À cinq jours de faire leur entrée en lice face au Malawi, les joueuses du Nigeria ont la tête bien loin du terrain. Malgré leur sacre lors de la précédente édition du tournoi, joueuses, entraîneurs et membres du staff n'ont toujours pas touché les primes d'État promises pour leur couronne continentale. Les montants dus, qui s'échelonnent entre 50 et plus de 100 000 dollars par personne, demeurent bloqués et empoisonnent la préparation des championnes d'Afrique.

Des « lenteurs administratives » comme excuses

Face à la grogne montante, les autorités nigérianes préfèrent invoquer la complexité des rouages étatiques. Interpellé à Londres par le journaliste Ayo Olu Ibidapo, le président de la Commission nationale du sport, Shehu Dikko, s'est voulu rassurant en attribuant ce retard aux contraintes budgétaires.

L'exécutif affirme que le président avait validé le paiement dès le mois d'août 2025, mais que la nature « hors budget » de ces dépenses impose un traitement au long cours entre le ministère des Finances et le bureau du comptable général. Quasiment un an plus tard, toujours rien. Les autorités promettent que les fonds atterriront bel et bien sur les comptes personnels des joueuses, que ce soit avant ou après la compétition.

Un mal récurrent du football nigérian

Cette rhétorique peine toutefois à convaincre un vestiaire habitué aux promesses sans lendemain.
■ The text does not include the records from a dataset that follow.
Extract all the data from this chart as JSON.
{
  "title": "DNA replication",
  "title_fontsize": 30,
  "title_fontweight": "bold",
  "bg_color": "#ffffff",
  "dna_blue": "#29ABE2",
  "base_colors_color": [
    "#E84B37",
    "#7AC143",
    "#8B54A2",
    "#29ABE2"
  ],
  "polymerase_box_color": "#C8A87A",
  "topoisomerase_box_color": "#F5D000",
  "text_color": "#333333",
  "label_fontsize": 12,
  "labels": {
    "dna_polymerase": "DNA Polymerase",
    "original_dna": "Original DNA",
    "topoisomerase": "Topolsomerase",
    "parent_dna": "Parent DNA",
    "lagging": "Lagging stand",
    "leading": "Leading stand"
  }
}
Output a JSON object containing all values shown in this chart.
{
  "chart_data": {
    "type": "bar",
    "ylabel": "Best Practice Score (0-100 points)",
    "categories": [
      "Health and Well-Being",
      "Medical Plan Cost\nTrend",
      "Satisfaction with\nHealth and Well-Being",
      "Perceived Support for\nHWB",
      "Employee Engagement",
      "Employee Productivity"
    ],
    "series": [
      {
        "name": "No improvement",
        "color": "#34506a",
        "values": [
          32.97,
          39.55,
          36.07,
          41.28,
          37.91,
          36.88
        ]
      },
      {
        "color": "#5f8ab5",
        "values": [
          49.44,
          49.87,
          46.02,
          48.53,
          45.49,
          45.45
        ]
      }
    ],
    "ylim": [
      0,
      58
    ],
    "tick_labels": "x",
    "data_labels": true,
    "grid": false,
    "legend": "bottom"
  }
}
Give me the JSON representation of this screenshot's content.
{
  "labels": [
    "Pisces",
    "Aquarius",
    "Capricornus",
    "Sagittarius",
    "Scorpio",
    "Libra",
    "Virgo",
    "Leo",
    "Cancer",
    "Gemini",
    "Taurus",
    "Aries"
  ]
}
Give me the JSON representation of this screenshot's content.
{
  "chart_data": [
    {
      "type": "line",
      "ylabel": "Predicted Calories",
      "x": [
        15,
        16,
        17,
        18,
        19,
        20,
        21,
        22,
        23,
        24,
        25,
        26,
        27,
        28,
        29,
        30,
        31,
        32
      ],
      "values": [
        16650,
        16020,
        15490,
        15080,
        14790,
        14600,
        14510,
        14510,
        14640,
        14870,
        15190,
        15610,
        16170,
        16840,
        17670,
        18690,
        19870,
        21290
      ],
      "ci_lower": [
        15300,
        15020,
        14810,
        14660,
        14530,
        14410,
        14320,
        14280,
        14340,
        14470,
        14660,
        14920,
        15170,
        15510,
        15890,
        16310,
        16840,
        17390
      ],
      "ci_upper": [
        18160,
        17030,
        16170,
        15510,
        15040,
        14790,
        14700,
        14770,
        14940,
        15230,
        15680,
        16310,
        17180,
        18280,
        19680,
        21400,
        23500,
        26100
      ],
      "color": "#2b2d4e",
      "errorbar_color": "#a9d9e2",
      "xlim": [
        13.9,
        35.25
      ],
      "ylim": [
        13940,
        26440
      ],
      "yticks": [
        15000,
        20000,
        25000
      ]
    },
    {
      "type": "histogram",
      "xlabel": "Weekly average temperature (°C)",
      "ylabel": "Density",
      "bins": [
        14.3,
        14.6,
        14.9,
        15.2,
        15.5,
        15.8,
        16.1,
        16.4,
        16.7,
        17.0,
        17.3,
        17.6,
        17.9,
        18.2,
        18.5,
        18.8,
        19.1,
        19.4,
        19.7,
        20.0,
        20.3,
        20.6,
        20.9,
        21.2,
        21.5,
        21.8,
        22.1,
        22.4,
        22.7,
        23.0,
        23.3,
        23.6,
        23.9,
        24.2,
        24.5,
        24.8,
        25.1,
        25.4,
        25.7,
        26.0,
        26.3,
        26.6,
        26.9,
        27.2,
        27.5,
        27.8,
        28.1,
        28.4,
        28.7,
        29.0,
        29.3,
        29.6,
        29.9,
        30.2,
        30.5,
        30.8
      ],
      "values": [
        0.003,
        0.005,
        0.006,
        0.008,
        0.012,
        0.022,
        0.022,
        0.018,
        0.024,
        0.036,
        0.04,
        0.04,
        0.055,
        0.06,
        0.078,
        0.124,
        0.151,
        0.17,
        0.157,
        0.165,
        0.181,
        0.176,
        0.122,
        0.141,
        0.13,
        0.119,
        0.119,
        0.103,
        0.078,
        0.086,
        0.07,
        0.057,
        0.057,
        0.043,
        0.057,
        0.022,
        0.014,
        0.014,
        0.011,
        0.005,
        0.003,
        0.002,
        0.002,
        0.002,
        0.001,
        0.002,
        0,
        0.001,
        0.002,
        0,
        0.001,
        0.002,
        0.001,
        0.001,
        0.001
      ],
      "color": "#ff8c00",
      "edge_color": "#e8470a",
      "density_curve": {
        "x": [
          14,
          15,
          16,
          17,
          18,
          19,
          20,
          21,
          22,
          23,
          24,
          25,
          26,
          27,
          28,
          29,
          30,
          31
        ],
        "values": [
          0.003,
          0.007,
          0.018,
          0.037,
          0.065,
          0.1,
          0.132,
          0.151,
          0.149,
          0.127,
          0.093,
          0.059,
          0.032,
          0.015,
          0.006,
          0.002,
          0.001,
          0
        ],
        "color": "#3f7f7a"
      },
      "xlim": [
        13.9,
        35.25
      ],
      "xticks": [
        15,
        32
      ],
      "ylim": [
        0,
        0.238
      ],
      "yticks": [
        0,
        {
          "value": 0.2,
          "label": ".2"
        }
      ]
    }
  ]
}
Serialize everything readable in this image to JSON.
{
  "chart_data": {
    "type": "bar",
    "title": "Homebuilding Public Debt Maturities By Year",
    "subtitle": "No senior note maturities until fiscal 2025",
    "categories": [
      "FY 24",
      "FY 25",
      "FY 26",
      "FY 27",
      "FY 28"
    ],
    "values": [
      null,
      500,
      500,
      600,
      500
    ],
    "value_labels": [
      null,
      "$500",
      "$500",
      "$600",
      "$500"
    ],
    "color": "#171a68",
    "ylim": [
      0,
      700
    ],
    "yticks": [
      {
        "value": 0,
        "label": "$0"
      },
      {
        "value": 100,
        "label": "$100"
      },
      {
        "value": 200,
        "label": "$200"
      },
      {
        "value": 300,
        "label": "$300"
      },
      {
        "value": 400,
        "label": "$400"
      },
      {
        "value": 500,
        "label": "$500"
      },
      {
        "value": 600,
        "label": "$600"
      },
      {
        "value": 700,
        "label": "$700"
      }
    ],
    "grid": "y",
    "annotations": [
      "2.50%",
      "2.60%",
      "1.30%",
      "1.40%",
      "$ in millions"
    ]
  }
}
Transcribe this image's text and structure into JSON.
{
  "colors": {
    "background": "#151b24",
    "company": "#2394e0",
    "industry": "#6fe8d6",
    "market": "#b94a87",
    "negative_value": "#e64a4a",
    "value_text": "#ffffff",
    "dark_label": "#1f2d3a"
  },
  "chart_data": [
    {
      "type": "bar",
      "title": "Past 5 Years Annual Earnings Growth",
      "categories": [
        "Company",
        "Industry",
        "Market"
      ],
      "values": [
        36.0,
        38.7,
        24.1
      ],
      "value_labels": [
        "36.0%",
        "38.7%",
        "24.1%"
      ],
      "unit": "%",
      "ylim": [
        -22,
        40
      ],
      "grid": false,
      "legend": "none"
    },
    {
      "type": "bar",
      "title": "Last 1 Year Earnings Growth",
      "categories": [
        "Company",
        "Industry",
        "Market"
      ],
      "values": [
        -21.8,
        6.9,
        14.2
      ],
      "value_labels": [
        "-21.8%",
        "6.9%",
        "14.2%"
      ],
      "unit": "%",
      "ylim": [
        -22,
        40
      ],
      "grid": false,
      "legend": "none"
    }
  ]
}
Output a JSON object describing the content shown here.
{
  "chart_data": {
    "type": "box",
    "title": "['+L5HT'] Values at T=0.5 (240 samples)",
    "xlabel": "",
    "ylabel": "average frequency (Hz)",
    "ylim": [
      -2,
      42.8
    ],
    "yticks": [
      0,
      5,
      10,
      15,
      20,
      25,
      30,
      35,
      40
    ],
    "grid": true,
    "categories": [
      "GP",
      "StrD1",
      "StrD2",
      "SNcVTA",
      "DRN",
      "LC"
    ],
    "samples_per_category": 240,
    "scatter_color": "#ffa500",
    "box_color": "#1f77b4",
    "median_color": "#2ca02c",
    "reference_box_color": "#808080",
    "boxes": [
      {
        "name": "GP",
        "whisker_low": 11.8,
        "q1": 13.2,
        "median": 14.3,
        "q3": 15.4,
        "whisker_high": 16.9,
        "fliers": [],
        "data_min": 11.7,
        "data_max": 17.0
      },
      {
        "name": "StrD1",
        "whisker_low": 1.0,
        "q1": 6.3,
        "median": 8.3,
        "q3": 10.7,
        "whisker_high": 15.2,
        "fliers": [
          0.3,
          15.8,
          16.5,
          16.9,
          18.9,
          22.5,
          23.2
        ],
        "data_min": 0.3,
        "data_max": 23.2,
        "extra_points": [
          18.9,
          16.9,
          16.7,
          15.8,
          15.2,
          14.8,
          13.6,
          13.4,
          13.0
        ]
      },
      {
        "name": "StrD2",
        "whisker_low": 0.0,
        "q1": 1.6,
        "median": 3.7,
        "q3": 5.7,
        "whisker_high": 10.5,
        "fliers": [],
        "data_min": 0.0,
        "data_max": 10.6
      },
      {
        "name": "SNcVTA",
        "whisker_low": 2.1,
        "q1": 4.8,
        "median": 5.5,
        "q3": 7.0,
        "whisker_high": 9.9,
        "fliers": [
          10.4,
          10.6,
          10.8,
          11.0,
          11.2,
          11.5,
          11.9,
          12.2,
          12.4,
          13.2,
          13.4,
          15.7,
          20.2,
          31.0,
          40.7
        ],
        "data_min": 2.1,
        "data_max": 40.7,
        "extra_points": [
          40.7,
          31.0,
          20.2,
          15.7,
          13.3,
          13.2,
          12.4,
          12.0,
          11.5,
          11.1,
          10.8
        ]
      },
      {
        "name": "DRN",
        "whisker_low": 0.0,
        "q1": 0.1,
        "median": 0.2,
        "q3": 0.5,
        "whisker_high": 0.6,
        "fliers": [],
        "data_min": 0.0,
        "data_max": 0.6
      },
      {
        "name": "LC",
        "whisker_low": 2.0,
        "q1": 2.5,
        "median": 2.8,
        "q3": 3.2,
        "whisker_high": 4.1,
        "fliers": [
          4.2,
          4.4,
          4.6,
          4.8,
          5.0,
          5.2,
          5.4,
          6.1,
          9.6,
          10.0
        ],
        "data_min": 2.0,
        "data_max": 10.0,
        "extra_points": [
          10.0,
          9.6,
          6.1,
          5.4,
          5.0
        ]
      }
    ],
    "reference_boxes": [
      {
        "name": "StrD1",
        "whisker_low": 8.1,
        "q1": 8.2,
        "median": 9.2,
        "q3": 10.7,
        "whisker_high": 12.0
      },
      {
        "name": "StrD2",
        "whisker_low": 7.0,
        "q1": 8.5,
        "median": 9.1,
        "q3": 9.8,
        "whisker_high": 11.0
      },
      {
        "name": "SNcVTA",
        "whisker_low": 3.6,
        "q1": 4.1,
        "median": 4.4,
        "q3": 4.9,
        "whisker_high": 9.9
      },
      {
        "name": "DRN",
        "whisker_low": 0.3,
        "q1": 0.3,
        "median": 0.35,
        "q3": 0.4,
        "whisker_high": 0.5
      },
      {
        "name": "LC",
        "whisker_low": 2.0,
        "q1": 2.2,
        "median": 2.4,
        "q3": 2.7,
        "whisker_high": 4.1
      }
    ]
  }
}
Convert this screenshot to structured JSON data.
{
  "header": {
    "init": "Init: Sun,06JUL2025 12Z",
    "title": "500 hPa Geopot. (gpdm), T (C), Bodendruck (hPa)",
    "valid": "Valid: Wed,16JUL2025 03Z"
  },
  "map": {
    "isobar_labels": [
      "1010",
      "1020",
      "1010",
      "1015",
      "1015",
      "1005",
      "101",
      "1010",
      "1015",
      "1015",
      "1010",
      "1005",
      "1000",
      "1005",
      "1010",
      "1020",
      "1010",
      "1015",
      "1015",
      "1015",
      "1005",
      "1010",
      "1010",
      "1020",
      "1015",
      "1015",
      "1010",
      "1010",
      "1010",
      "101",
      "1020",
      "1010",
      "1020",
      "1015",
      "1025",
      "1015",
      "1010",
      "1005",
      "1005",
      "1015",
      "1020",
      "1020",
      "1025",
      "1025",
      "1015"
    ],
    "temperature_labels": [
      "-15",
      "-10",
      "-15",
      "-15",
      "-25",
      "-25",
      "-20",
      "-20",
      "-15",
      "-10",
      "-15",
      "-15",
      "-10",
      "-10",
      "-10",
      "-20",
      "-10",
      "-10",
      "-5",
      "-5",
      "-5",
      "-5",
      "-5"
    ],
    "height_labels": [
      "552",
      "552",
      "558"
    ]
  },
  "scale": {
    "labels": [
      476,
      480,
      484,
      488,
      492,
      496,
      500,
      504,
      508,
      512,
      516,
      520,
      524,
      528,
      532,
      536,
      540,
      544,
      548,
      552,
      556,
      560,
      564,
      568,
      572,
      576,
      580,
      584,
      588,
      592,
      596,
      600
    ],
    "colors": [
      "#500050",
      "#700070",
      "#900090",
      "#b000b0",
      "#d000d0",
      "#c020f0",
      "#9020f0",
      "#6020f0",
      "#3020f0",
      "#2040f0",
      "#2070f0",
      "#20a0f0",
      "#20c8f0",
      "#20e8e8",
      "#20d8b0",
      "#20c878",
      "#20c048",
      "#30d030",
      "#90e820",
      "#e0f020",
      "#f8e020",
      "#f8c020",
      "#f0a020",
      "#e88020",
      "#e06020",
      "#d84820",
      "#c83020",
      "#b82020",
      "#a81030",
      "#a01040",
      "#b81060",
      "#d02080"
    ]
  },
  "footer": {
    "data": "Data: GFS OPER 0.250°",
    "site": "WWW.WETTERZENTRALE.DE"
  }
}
Ce nouveau bras de fer s'inscrit dans une longue et douloureuse tradition de conflits financiers au sein de la sélection la plus titrée du continent. En 2004 déjà, au lendemain d'un titre conquis en Afrique du Sud, les Super Falcons avaient initié un sit-in de trois jours dans leur hôtel de Johannesburg pour réclamer leur dû.

En 2016, après un nouveau sacre au Cameroun, les joueuses avaient occupé un hôtel d'Abuja pendant deux semaines puis manifesté devant le Parlement pour obtenir leurs arriérés. L'histoire s'est répétée à la Coupe du monde 2019 en France avec le refus de quitter leur hôtel de Grenoble au lendemain de leur élimination, avant qu'un boycott d'entraînement ne vienne perturber la CAN 2022 au Maroc lors de la petite finale.

À l'heure de remettre leur titre en jeu, les Nigérianes se retrouvent une nouvelle fois contraintes d'allier rigueur sportive et revendications financières. Un dysfonctionnement institutionnel chronique qui met en lumière les fragilités persistantes dans la gouvernance du football féminin africain, y compris chez son géant historique.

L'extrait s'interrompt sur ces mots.